Dr. Swindells has a Zambian colleague whose clinic now has a three-day wait for service.

This means patients come to the clinic and literally camp out in front of the facility for up to three days before they are seen by a health worker, Dr. Swindells said.

“Is all of this a problem for America? Well, you can do the math,” Dr. Swindells said. “Infectious diseases proliferate and are fueled by poverty — and above all — poor living conditions, poor nutrition, poor access to quality health care, and in Africa’s case, also on-going issues of war and government corruption. Not only do these diseases travel by way of refugees, but there are now more than 14 million orphan children in Africa from AIDS. These kids will either grow up to be productive citizens for their nations or long-term sources of political instability that may affect American interests in the future.”
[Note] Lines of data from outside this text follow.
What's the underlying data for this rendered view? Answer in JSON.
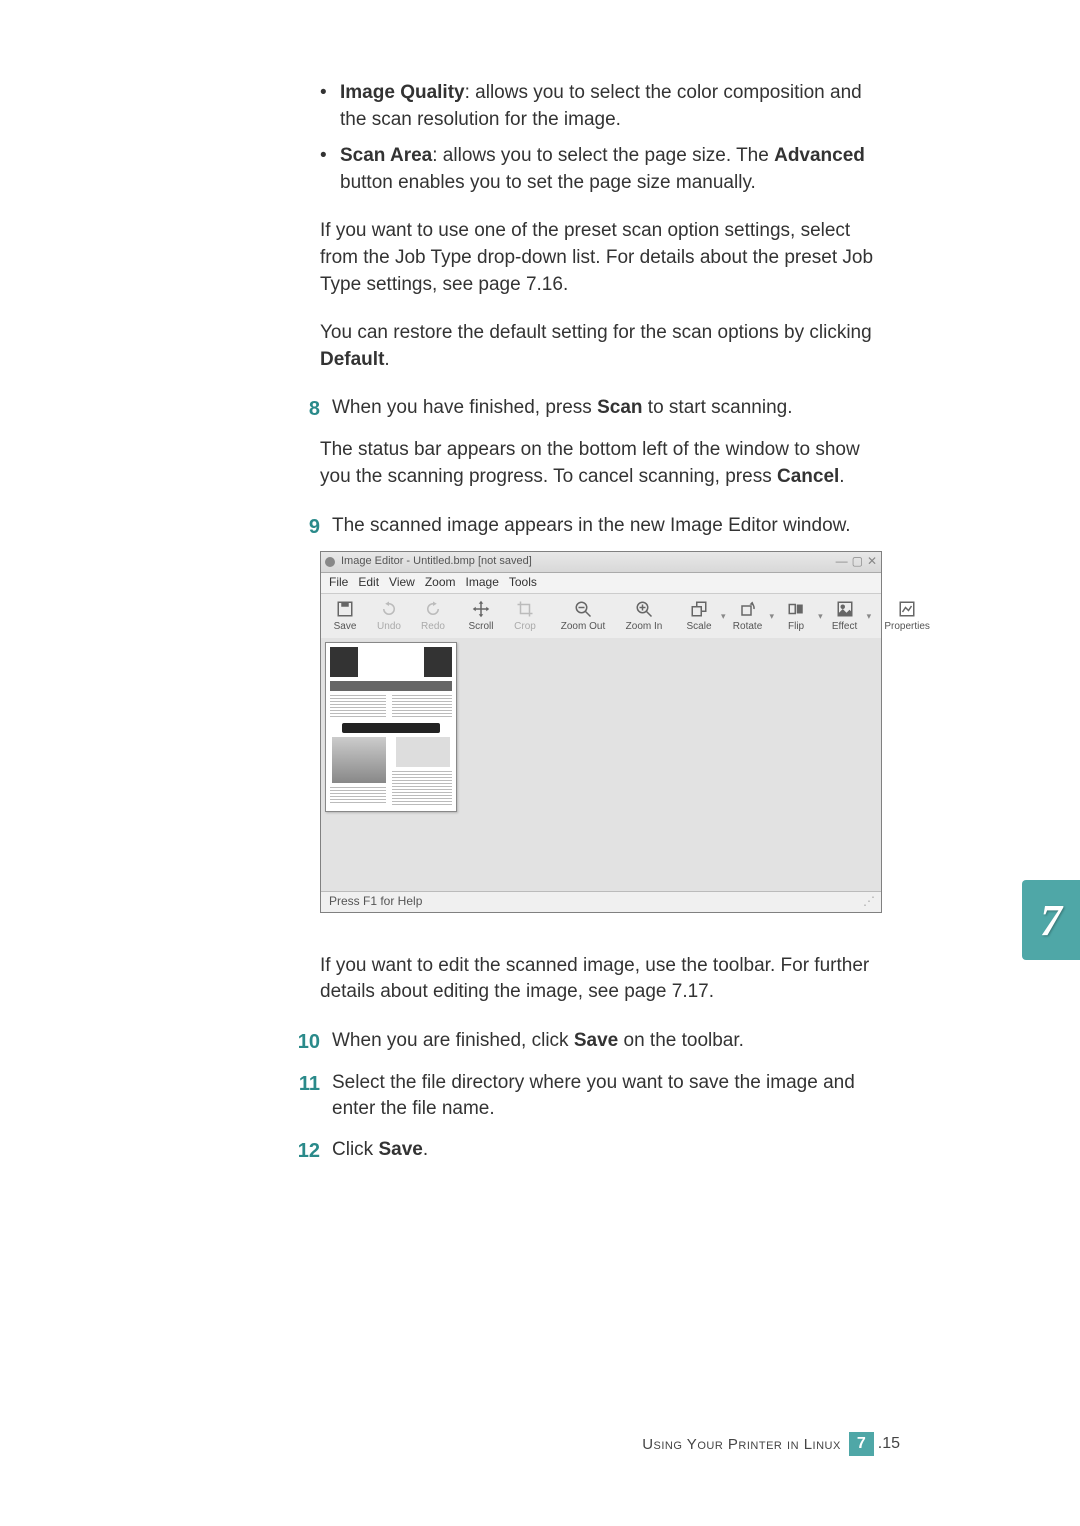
{
  "bullets": {
    "b1_label": "Image Quality",
    "b1_text": ": allows you to select the color composition and the scan resolution for the image.",
    "b2_label": "Scan Area",
    "b2_text_a": ": allows you to select the page size. The ",
    "b2_text_b": "Advanced",
    "b2_text_c": " button enables you to set the page size manually."
  },
  "paras": {
    "p1": "If you want to use one of the preset scan option settings, select from the Job Type drop-down list. For details about the preset Job Type settings, see page 7.16.",
    "p2a": "You can restore the default setting for the scan options by clicking ",
    "p2b": "Default",
    "p2c": "."
  },
  "steps": {
    "s8": "8",
    "s8a": "When you have finished, press ",
    "s8b": "Scan",
    "s8c": " to start scanning.",
    "s8p_a": "The status bar appears on the bottom left of the window to show you the scanning progress. To cancel scanning, press ",
    "s8p_b": "Cancel",
    "s8p_c": ".",
    "s9": "9",
    "s9a": "The scanned image appears in the new Image Editor window.",
    "s9p": "If you want to edit the scanned image, use the toolbar. For further details about editing the image, see page 7.17.",
    "s10": "10",
    "s10a": "When you are finished, click ",
    "s10b": "Save",
    "s10c": " on the toolbar.",
    "s11": "11",
    "s11a": "Select the file directory where you want to save the image and enter the file name.",
    "s12": "12",
    "s12a": "Click ",
    "s12b": "Save",
    "s12c": "."
  },
  "screenshot": {
    "title": "Image Editor - Untitled.bmp [not saved]",
    "win_min": "—",
    "win_max": "▢",
    "win_close": "✕",
    "menu": {
      "file": "File",
      "edit": "Edit",
      "view": "View",
      "zoom": "Zoom",
      "image": "Image",
      "tools": "Tools"
    },
    "toolbar": {
      "save": "Save",
      "undo": "Undo",
      "redo": "Redo",
      "scroll": "Scroll",
      "crop": "Crop",
      "zoomout": "Zoom Out",
      "zoomin": "Zoom In",
      "scale": "Scale",
      "rotate": "Rotate",
      "flip": "Flip",
      "effect": "Effect",
      "properties": "Properties"
    },
    "status": "Press F1 for Help"
  },
  "thumb": "7",
  "footer": {
    "text": "Using Your Printer in Linux",
    "chapter": "7",
    "page": ".15"
  }
}
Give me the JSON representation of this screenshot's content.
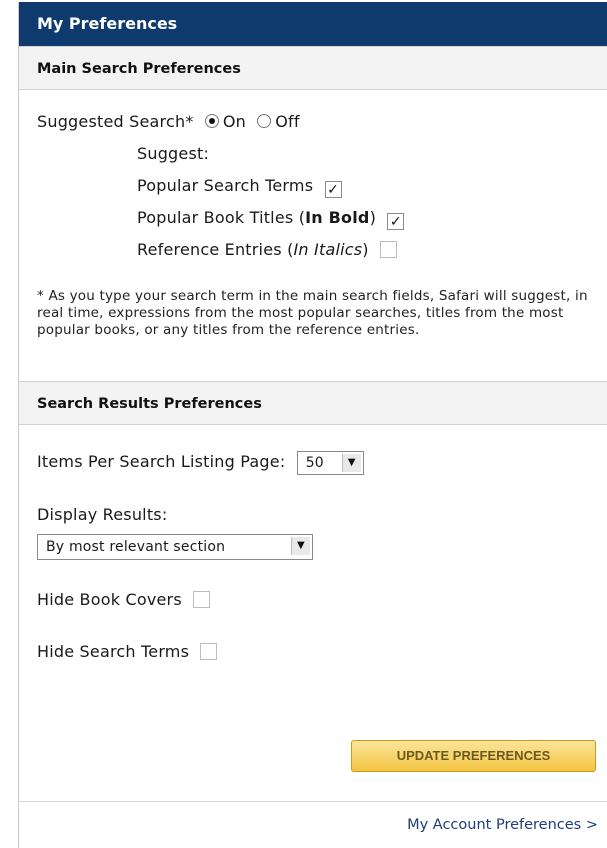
{
  "panel": {
    "title": "My Preferences"
  },
  "main_search": {
    "header": "Main Search Preferences",
    "suggested_label": "Suggested Search*",
    "on_label": "On",
    "off_label": "Off",
    "selected": "On",
    "suggest_label": "Suggest:",
    "options": [
      {
        "label": "Popular Search Terms",
        "extra": "",
        "extra_style": "",
        "checked": true
      },
      {
        "label": "Popular Book Titles (",
        "extra": "In Bold",
        "extra_close": ")",
        "checked": true
      },
      {
        "label": "Reference Entries (",
        "extra": "In Italics",
        "extra_close": ")",
        "checked": false
      }
    ],
    "footnote": "* As you type your search term in the main search fields, Safari will suggest, in real time, expressions from the most popular searches, titles from the most popular books, or any titles from the reference entries."
  },
  "search_results": {
    "header": "Search Results Preferences",
    "items_per_page_label": "Items Per Search Listing Page:",
    "items_per_page_value": "50",
    "display_results_label": "Display Results:",
    "display_results_value": "By most relevant section",
    "hide_covers_label": "Hide Book Covers",
    "hide_covers_checked": false,
    "hide_terms_label": "Hide Search Terms",
    "hide_terms_checked": false
  },
  "update_button": "UPDATE PREFERENCES",
  "account_link": "My Account Preferences >",
  "colors": {
    "title_bar": "#0f3a6e",
    "button": "#f4c542",
    "link": "#1c3f7a"
  }
}
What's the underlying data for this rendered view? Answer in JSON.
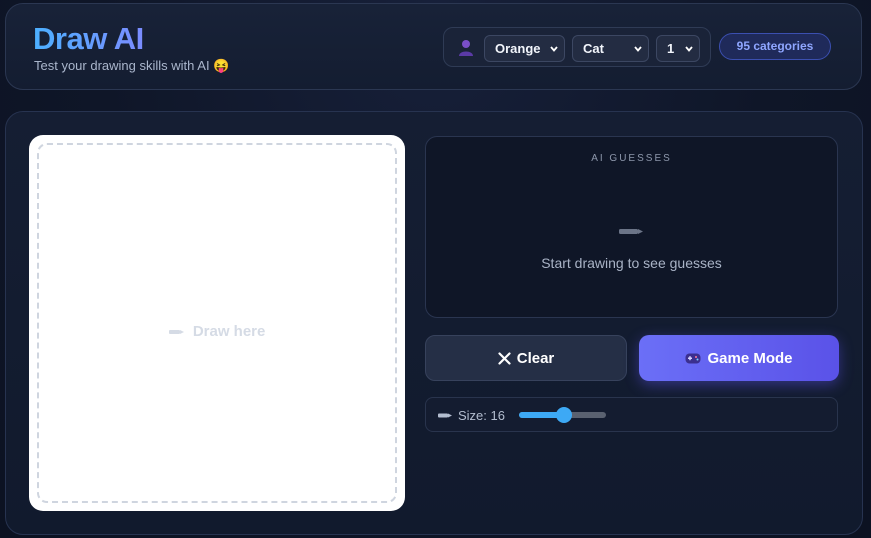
{
  "header": {
    "title": "Draw AI",
    "subtitle": "Test your drawing skills with AI 😝",
    "user_icon": "user-icon",
    "selects": {
      "color": "Orange",
      "category": "Cat",
      "count": "1"
    },
    "badge": "95 categories"
  },
  "canvas": {
    "hint": "Draw here",
    "hint_icon": "pencil-icon"
  },
  "guesses": {
    "title": "AI GUESSES",
    "empty_icon": "pencil-icon",
    "empty_text": "Start drawing to see guesses"
  },
  "buttons": {
    "clear_label": "Clear",
    "clear_icon": "x-icon",
    "game_label": "Game Mode",
    "game_icon": "gamepad-icon"
  },
  "brush": {
    "label_prefix": "Size: ",
    "label": "Size: 16",
    "value": 16,
    "min": 1,
    "max": 30
  },
  "colors": {
    "accent": "#5a52e8",
    "slider": "#3da9f5",
    "title_gradient_start": "#4cb0ff",
    "title_gradient_end": "#7b8cff"
  }
}
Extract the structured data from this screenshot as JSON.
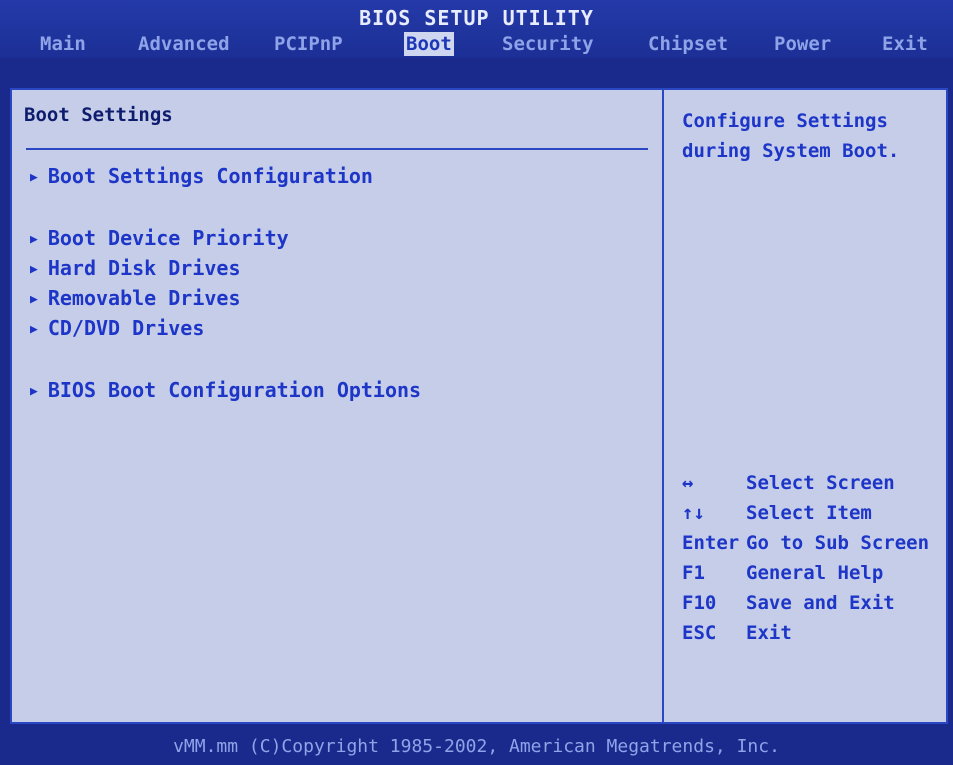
{
  "header": {
    "title": "BIOS SETUP UTILITY",
    "tabs": [
      "Main",
      "Advanced",
      "PCIPnP",
      "Boot",
      "Security",
      "Chipset",
      "Power",
      "Exit"
    ],
    "active_tab": "Boot"
  },
  "main": {
    "section_title": "Boot Settings",
    "items": [
      "Boot Settings Configuration",
      "Boot Device Priority",
      "Hard Disk Drives",
      "Removable Drives",
      "CD/DVD Drives",
      "BIOS Boot Configuration Options"
    ]
  },
  "help": {
    "text": "Configure Settings during System Boot.",
    "keys": [
      {
        "key": "↔",
        "action": "Select Screen"
      },
      {
        "key": "↑↓",
        "action": "Select Item"
      },
      {
        "key": "Enter",
        "action": "Go to Sub Screen"
      },
      {
        "key": "F1",
        "action": "General Help"
      },
      {
        "key": "F10",
        "action": "Save and Exit"
      },
      {
        "key": "ESC",
        "action": "Exit"
      }
    ]
  },
  "footer": {
    "text": "vMM.mm (C)Copyright 1985-2002, American Megatrends, Inc."
  },
  "icons": {
    "submenu_arrow": "triangle-right-icon"
  },
  "colors": {
    "background": "#1a2a8c",
    "panel": "#c6cde8",
    "accent": "#1d36c8"
  }
}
But Dr. Swindells remembers the early years of HIV/AIDS treatment when there was no medical means of keeping people with the disease alive. Today a diagnosis of HIV-positive can be no more demanding than a diagnosis of diabetes — eat right, follow your meds, get some exercise — and a patient may well live another 20-25 years or more.

“In the 1990’s, there was a serious virulent outbreak of tuberculosis in the New York City prison system,” Dr. Swindells said. “Within a short time, it spread from the jails to the community via released inmates. The speed and expansion of the outbreak really got everybody’s attention. The city’s public health system took a very serious response to epidemic and quelled it. Hopefully, this new study will do the same for the forces fighting AIDS and tuberculosis in Africa.”

SAGH’s annual “Wine & Cheese” fundraiser in past years has showcased a number of internationally-acclaimed physicians who have dedicated their lives to bringing medical treatment to the world’s neediest environments

Although Dr. Swindells rarely goes overseas these days, that doesn’t keep her from maintaining an extraordinary network of international colleagues. She is considered one of the world’s leading authorities on HIV/AIDS and specialists from around the globe keep her informed of rapidly breaking new developments.

SAGH is the UNMC campus organization devoted to providing students and faculty opportunities in international medicine, including a number of annual medical missions to Jamaica, Guatemala, Nicaragua, Costa Rica and the Sisseton Indian Health Service facility in South Dakota.